Well, life has happened and I'll be moving soon and cannot take him with me to the new house, moreover his mate died last week and I think the isolation is getting to him. It breaks my heart, but I need to find Quetzo a new place to live. Is there anyone here willing to give a male Rock Dove a home?

I'm located in Gerrardstown WV


----------



## pittsburgh24 (Jan 27, 2005)

i can take him if you can get him to Pittsburgh


----------



## pittsburgh24 (Jan 27, 2005)

i could plan to meet you in Morgantown, I think that's about 2 hours from you.


----------



## Wrat (Jun 5, 2011)

I don't think I'll be able to get a ride to Morgantown or Pittsburgh, which is intensely frustrating. 

Could you get any closer?


----------



## goga82 (Aug 17, 2009)

i wouldnt really be picky as to who im giving my pigeon to.. actually i would put him in a bag.. get on the greyhound and drop him off..
you cant go wrong with this lady..
i'v known her for years in person. pigeon is going to be well taken care off.. and will have company for sure.
where there is a will there is a way


----------



## Wrat (Jun 5, 2011)

Agreed, she seems to be a respected member of this community. Believe me, 

I'm looking for that way.

I'm unemployed and that "life happening" I mentioned in the first post is me loosing my home. I simply cannot afford a Greyhound. Next week end my world gets reduced to whatever I can fit in a duffel bag and I want to do right by Quetzo, I saved his life and am responsible for it, and now things are desperate enough that doing right by him is finding him a new roost. I can only travel to where someone is willing to give me a ride, and I cannot find anyone willing to take me that far. 

I'm not being lazy or careless. 

Is anyone traveling thrugh this way? Maybe we can arrange something.


----------



## Wayne Johnson (Oct 1, 2010)

I just went back through your posts. Where is there a commune in Martinsburg WV. I used to live there?

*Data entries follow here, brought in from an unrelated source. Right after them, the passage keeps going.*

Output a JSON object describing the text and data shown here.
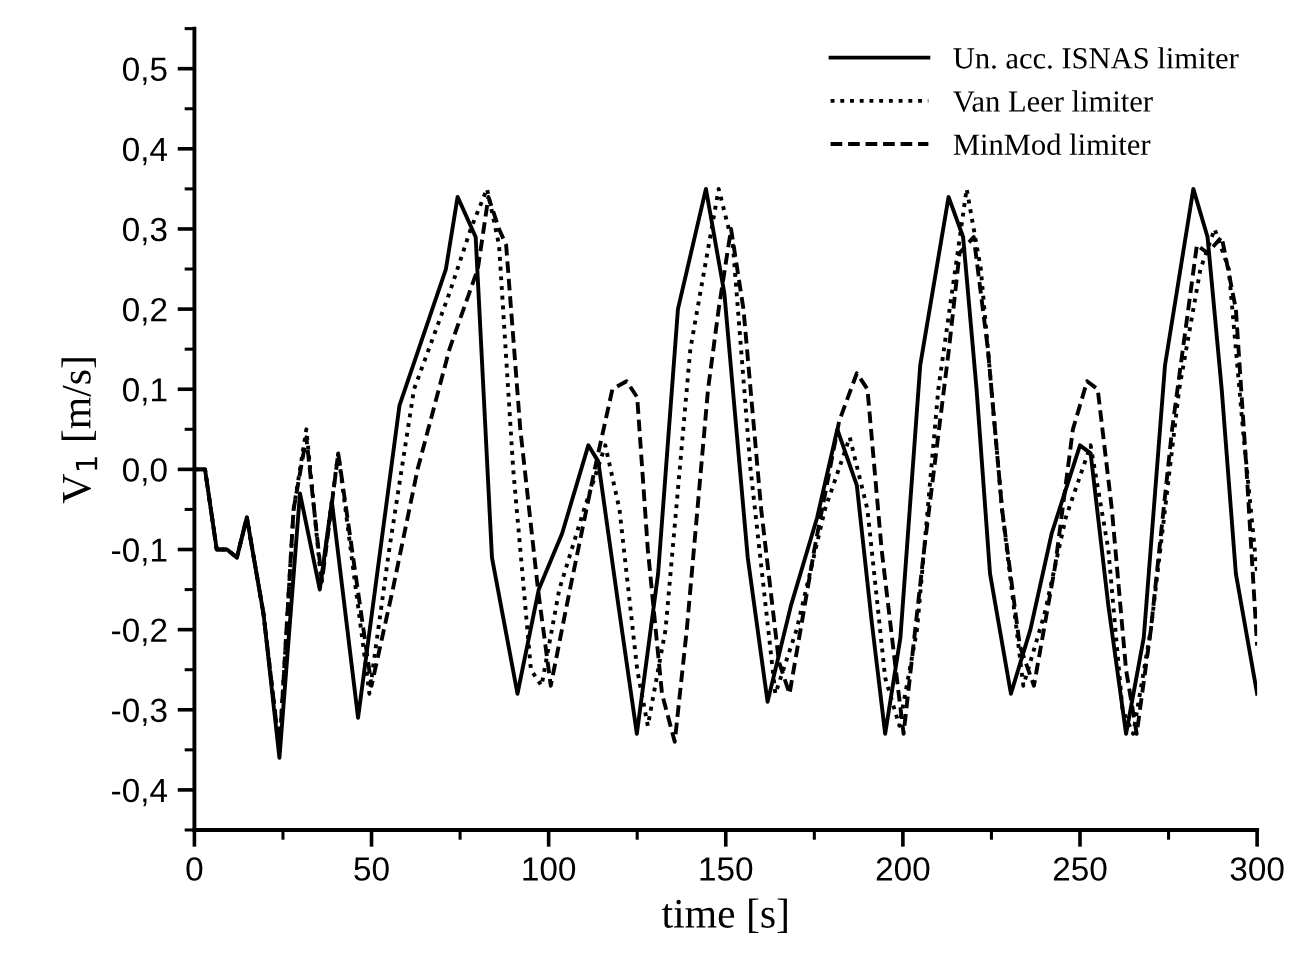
{
  "chart_data": {
    "type": "line",
    "xlabel": "time [s]",
    "ylabel": "V$_{1}$ [m/s]",
    "xlim": [
      0,
      300
    ],
    "xticks": [
      0,
      50,
      100,
      150,
      200,
      250,
      300
    ],
    "ylim": [
      -0.45,
      0.55
    ],
    "yticks": [
      {
        "value": -0.4,
        "label": "-0,4"
      },
      {
        "value": -0.3,
        "label": "-0,3"
      },
      {
        "value": -0.2,
        "label": "-0,2"
      },
      {
        "value": -0.1,
        "label": "-0,1"
      },
      {
        "value": 0.0,
        "label": "0,0"
      },
      {
        "value": 0.1,
        "label": "0,1"
      },
      {
        "value": 0.2,
        "label": "0,2"
      },
      {
        "value": 0.3,
        "label": "0,3"
      },
      {
        "value": 0.4,
        "label": "0,4"
      },
      {
        "value": 0.5,
        "label": "0,5"
      }
    ],
    "grid": false,
    "legend": "top right",
    "marker": "none",
    "series": [
      {
        "name": "Un. acc. ISNAS limiter",
        "color": "#000000",
        "line_style": "solid",
        "x": [
          0,
          3,
          6.3,
          9.2,
          12,
          14.8,
          19.5,
          24,
          29.8,
          35.4,
          38.8,
          46.2,
          57.9,
          71,
          74.3,
          79.4,
          84,
          91.2,
          97.2,
          103.8,
          111.2,
          114,
          119.7,
          124.9,
          130.9,
          136.5,
          144.4,
          149.6,
          156.2,
          161.8,
          168.4,
          175.8,
          181.5,
          187,
          191.2,
          195,
          199.3,
          204.9,
          212.9,
          217,
          220.8,
          224.6,
          230.5,
          236,
          242,
          250,
          253,
          258,
          263,
          268,
          274,
          282,
          286,
          290,
          294,
          300
        ],
        "values": [
          0,
          0,
          -0.1,
          -0.1,
          -0.11,
          -0.06,
          -0.18,
          -0.36,
          -0.03,
          -0.15,
          -0.04,
          -0.31,
          0.08,
          0.25,
          0.34,
          0.29,
          -0.11,
          -0.28,
          -0.15,
          -0.08,
          0.03,
          0.01,
          -0.17,
          -0.33,
          -0.13,
          0.2,
          0.35,
          0.22,
          -0.11,
          -0.29,
          -0.17,
          -0.06,
          0.05,
          -0.02,
          -0.19,
          -0.33,
          -0.21,
          0.13,
          0.34,
          0.29,
          0.1,
          -0.13,
          -0.28,
          -0.2,
          -0.08,
          0.03,
          0.02,
          -0.17,
          -0.33,
          -0.21,
          0.13,
          0.35,
          0.29,
          0.1,
          -0.13,
          -0.28
        ]
      },
      {
        "name": "Van Leer limiter",
        "color": "#000000",
        "line_style": "dotted",
        "x": [
          0,
          3,
          6.3,
          9.2,
          12,
          14.8,
          19.5,
          24,
          28,
          31.6,
          35.8,
          40.6,
          49.4,
          55,
          62,
          72,
          78,
          82.6,
          86,
          90,
          95,
          98,
          103,
          110,
          116,
          120,
          125,
          128,
          133,
          140,
          148,
          152,
          157,
          164,
          170,
          178,
          185,
          190,
          195,
          199,
          204,
          210,
          218,
          222,
          228,
          234,
          240,
          246,
          253,
          258,
          262,
          265,
          270,
          278,
          284,
          288,
          292,
          296,
          300
        ],
        "values": [
          0,
          0,
          -0.1,
          -0.1,
          -0.11,
          -0.06,
          -0.18,
          -0.35,
          -0.05,
          0.05,
          -0.14,
          0.02,
          -0.28,
          -0.1,
          0.1,
          0.22,
          0.3,
          0.35,
          0.28,
          0.0,
          -0.25,
          -0.27,
          -0.15,
          -0.05,
          0.03,
          -0.05,
          -0.25,
          -0.32,
          -0.2,
          0.15,
          0.35,
          0.28,
          0.0,
          -0.28,
          -0.2,
          -0.05,
          0.04,
          -0.05,
          -0.26,
          -0.32,
          -0.2,
          0.1,
          0.35,
          0.25,
          -0.05,
          -0.27,
          -0.18,
          -0.06,
          0.03,
          -0.1,
          -0.3,
          -0.33,
          -0.2,
          0.1,
          0.25,
          0.3,
          0.25,
          0.05,
          -0.13
        ]
      },
      {
        "name": "MinMod limiter",
        "color": "#000000",
        "line_style": "dashed",
        "x": [
          0,
          3,
          6.3,
          9.2,
          12,
          14.8,
          19.5,
          24,
          28,
          31.6,
          36,
          40.6,
          50,
          56,
          63,
          72,
          80,
          83,
          86,
          88,
          92,
          97,
          100.6,
          106,
          113,
          118,
          122,
          125,
          128,
          132,
          135.6,
          139,
          145,
          148,
          151.5,
          155,
          160,
          165,
          168,
          175,
          182,
          187,
          190,
          194,
          198,
          200.2,
          206,
          213,
          216,
          220,
          224,
          228,
          233,
          237,
          243,
          248,
          252,
          255,
          259,
          263,
          266,
          270,
          276,
          283,
          286,
          290,
          294,
          297,
          300
        ],
        "values": [
          0,
          0,
          -0.1,
          -0.1,
          -0.11,
          -0.06,
          -0.18,
          -0.35,
          -0.05,
          0.04,
          -0.14,
          0.02,
          -0.27,
          -0.15,
          0.0,
          0.15,
          0.25,
          0.34,
          0.3,
          0.28,
          0.05,
          -0.15,
          -0.27,
          -0.15,
          0.0,
          0.1,
          0.11,
          0.09,
          -0.1,
          -0.28,
          -0.34,
          -0.2,
          0.1,
          0.2,
          0.3,
          0.2,
          -0.05,
          -0.24,
          -0.28,
          -0.1,
          0.06,
          0.12,
          0.1,
          -0.1,
          -0.25,
          -0.33,
          -0.1,
          0.15,
          0.27,
          0.29,
          0.15,
          -0.05,
          -0.22,
          -0.27,
          -0.12,
          0.05,
          0.11,
          0.1,
          -0.05,
          -0.25,
          -0.33,
          -0.2,
          0.05,
          0.28,
          0.27,
          0.29,
          0.2,
          0.0,
          -0.22
        ]
      }
    ]
  }
}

I didn't know you coud be ejected from a commune.


----------



## Wrat (Jun 5, 2011)

That broke down last November, I'm at another house now.

Are you interested in Quetzo?


----------



## Howard Nye (Oct 14, 2009)

*Can we help you with bus fare or a ticket?*

Hi Wrat,

I wish I could help you and Quetzalcoatl, but I'm afraid that I live in Canada. Still, if the issue is raising bus fare so you can take Quetzalcoatl to Pittsburgh or Morgantown, is there a way I could contribute? Could you take donations by Paypal or anything? (or could I go online and buy you a bus ticket?) 

My e-mail is [email protected] - please feel free to e-mail me if there is anything I can do to help financially with this. I found my own pidgie Bird-Bird under similar circumstances, and I know how much I'd want help if I were ever in a similar situation. 

Best,
Howard


----------



## Wrat (Jun 5, 2011)

Wow, Howard, you rock. Seriously, you just restored some of my faith in humanity. Keep up the good work.

Today I dropped off Quetzo at Kasmira Farms

Thank you everyone who tried to help.


----------



## Lexygurl (Jun 28, 2007)

I wish I could give him a home! I'm in CA though.  Best of luck to you both!


----------



## Jay3 (May 4, 2008)

Wrat said:


> Wow, Howard, you rock. Seriously, you just restored some of my faith in humanity. Keep up the good work.
> 
> Today I dropped off Quetzo at Kasmira Farms
> 
> Thank you everyone who tried to help.


They don't have pigeons, do they?


----------



## Dima (Jan 15, 2011)

Jay3 said:


> They don't have pigeons, do they?


A bit scary when i opened the web page. Specialized in dogs, but it seems they have chickens and Turkeys.


----------



## Jay3 (May 4, 2008)

Yes but chickens and turkeys are not pigeons, and shouldn't be housed together. Hope they have more pigeons.


----------



## Wrat (Jun 5, 2011)

Jay3 said:


> They don't have pigeons, do they?


Yes, They already have two pigeons. They just aren't up on the site. They do assure me, however, that pics of Quetzo will be up soon.


----------



## spirit wings (Mar 29, 2008)

Hope you find a job soon, that would be the answer to you're prayers.


----------



## Jay3 (May 4, 2008)

What do the pigeons live in?


----------